NotifyError func(error)
// DisableReadChecksum skips CRC verification on slab reads.
// This improves read performance (especially for large values) but risks
// returning silent data corruption if the disk/memory is compromised.
DisableReadChecksum bool
// SlabCompression configures compression for slab-stored values.
SlabCompression slab.CompressionOptions
// VerifyOnRead forces checksum verification on every index page read,
// bypassing the verified-page cache.
VerifyOnRead bool
// DisablePiggybackCompaction disables opportunistic defragmentation during writes.

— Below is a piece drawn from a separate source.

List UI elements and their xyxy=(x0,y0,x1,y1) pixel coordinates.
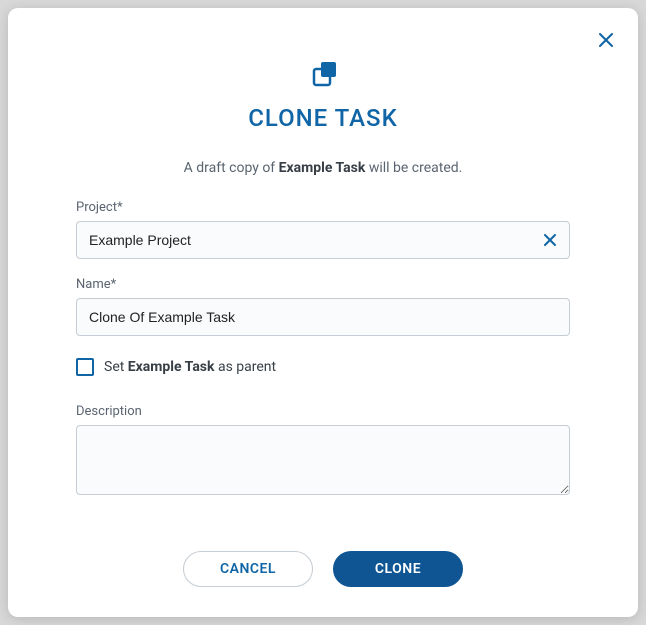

// When false (default), nodes are rewritten if their siblings are physically
// distant, keeping the tree clustered. Set to true to maximize write speed.
DisablePiggybackCompaction bool
// BackgroundCheckpointInterval enables periodic durable checkpoints in cached
// mode. A checkpoint creates a backend sync boundary and trims
// cached-mode WAL segments to keep `wal/` growth bounded.
//
// Semantics:
// - `0` uses a default.
// - `<0` disables the periodic interval trigger.
BackgroundCheckpointInterval time.Duration
// BackgroundCheckpointIdleDuration triggers an opportunistic checkpoint after
// a period of write-idleness in cached mode.
//
// Semantics:
// - `0` uses a default.
// - `<0` disables the idle trigger.
BackgroundCheckpointIdleDuration time.Duration
// MaxWALBytes triggers an immediate checkpoint in cached mode when the sum of
// WAL segment sizes exceeds this many bytes (0 uses a default; <0 disables the
// size trigger). This is an operational safety cap; it does not make each
// individual write durable (use *Sync APIs for that).
MaxWALBytes int64
}
type Snapshot ¶
type Snapshot struct {
// contains filtered or unexported fields
}
type SnapshotPool ¶
type SnapshotPool struct {
// contains filtered or unexported fields
}
SnapshotPool manages a pool of Snapshot objects to reduce allocation overhead.
func NewSnapshotPool ¶
func NewSnapshotPool() *SnapshotPool
func (*SnapshotPool) Get ¶
func (p *SnapshotPool) Get() *Snapshot
func (*SnapshotPool) Put ¶
func (p *SnapshotPool) Put(s *Snapshot)
type WritePolicy ¶
type WritePolicy struct {
FlushThreshold int64 // Size of memtable before flush
InlineThreshold int // Max size of value to store inline
}
WritePolicy defines the heuristics and thresholds for write operations.
func DefaultWritePolicy ¶
func DefaultWritePolicy() WritePolicy
DefaultWritePolicy returns the default policy.